На это старик ответил, что в его скромный замысел вписывается лишь один человек. Кроме того, и маг по прозвищу Глас Народа, и личный астролог, основываясь на своих предчувствиях, указали, что бедняком, которому нужно помочь, является мастер Периан де Чироло.

Я спросил, что такое заноскоп - театр, что ли?

- У меня нет театра.- Старик понизил голос, придвинулся ко мне, став между мной и де Ламбантом, взял меня за пуговицу и тихо произнес: - Я не хочу говорить на улице. У меня много врагов, а у государства везде глаза и уши. Приходи в мое бедное жилище и увидишь сам, что я тебе предлагаю. Это имеет отношение скорее к вечному, чем к суетному. Я остановился недалеко отсюда, по другую сторону собора св. Марко, в постоялом дворе на улице Выставок, у таверны \"Темный глаз\". Приходи и увидишь сам, сбываются ли предсказания.

Позолоченный экипаж, прогромыхавший слишком близко, дал мне возможность отодвинуться от старика и не потерять при этом пуговицу.

- Возвращайтесь в свою таверну и к своему постоялому двору, наш почтенный друг. У нас есть другие дела, не имеющие отношения к заноскопам и звездам.

Он стоял передо мной, крепко сжав ящик под мышкой, прикусив губы. Его лицо ничего не выражало: ни разочарования, ни гнева. Лишь рассеянный взгляд. Казалось, он делал обо мне запись в канцелярской книге, хранящейся в его голове. Мы продолжили путь.

- Тебе следовало бы сходить и узнать, что старик может предложить. Никогда не упускай случая выдвинуться,- заметил де Ламбант.- По лохмотьям видно, что он богатый скупердяй.

Возможно, старик удрал из Толкхорна, прихватив сокровища города.

Подражая акценту Бентсона, выдававшему в нем северянина, я повторил его фразу:

- У меня есть враги, а у государства - глаза и уши... Может быть, он прогрессист или кто-то еще в этом роде. Я точно определяю людей, Гай. Поверь мне, старый притвора не предложит ничего, кроме повышенной цены на редкий товар.

- Может, ты и прав.

- Никогда не слышал, чтобы ты признавал это раньше.

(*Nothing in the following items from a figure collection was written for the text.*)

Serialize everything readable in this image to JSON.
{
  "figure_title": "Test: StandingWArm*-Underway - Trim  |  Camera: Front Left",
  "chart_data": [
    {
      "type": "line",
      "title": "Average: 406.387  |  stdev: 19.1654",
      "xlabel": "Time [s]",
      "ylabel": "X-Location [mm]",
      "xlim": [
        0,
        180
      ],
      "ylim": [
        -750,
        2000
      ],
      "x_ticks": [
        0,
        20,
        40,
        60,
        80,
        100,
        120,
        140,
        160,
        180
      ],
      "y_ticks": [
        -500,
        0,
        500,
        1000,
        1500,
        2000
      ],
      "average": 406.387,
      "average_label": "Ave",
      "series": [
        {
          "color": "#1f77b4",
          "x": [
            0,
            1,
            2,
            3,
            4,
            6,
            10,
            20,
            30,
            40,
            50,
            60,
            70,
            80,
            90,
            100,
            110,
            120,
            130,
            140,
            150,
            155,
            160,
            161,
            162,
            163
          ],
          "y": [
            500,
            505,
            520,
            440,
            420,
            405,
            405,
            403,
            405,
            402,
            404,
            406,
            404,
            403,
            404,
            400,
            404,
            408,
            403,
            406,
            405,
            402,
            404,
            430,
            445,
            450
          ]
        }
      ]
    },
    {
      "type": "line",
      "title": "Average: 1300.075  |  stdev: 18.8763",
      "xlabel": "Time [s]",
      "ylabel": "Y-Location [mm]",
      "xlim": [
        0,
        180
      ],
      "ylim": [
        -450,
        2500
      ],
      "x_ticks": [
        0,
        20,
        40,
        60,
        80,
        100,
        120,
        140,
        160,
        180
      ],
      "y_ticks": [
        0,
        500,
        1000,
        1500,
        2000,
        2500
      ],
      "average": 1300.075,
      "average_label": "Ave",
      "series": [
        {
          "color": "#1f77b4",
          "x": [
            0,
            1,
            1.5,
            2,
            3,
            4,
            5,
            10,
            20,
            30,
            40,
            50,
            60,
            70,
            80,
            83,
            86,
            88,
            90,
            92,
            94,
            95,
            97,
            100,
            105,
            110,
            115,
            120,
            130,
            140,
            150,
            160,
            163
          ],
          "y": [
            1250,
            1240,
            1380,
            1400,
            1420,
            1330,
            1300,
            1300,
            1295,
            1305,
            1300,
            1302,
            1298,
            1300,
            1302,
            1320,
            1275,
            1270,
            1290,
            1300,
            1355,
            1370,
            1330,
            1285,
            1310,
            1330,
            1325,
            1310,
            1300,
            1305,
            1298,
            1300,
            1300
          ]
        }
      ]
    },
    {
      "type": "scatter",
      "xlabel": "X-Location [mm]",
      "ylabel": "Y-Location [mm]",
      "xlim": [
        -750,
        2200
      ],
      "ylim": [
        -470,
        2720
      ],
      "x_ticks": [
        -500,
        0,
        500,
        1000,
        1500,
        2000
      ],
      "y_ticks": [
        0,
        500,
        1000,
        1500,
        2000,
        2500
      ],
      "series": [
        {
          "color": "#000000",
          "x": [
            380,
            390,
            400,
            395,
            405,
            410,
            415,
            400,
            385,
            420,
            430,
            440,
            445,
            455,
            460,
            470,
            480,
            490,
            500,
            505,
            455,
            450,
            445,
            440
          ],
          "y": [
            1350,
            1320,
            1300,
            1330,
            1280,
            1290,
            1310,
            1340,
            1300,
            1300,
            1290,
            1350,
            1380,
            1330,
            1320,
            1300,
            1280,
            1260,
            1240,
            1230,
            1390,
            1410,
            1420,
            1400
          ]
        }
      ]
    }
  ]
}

Де Ламбант выплюнул косточку персика прямо в сточную канаву.

- Я тоже достаточно точно оцениваю людей и считаю, что Поззи Кемперер не предложит нам ничего, не считая пинка под зад, если мы покажемся в его доме сегодня. Последую-ка своему первоначальному намерению и пойду к Труне. Там должен быть и Портинари, если только он выпросил прощение у отца. И Кайлус, если его пощадили быки. Моя дружба с Кайлусом становится все прочнее, благослови меня Господь. Пошли со мной.

- Но мы же решили идти к Кемпереру. Его лицо приняло дерзкое выражение.

- А сейчас я передумал. Я знаю, твое единственное желание - увидеть жену Кемперера. Она предпочитает тебя мне, так как близорука, чертова девчонка. Увидимся вечером у Труны?

- Что кроется за вашей неожиданной дружбой с Кайлусом? Кайлус Нортолини был молодым человеком со множеством сабельных шрамов и любовных побед, однако его надменный вид был не всем по вкусу.

Склонившись в подобострастной позе нищего с протянутой рукой, де Ламбант произнес:

- У Кайлуса всегда есть деньги, и он щедр. Он любит производить впечатление, а я очень впечатлителен.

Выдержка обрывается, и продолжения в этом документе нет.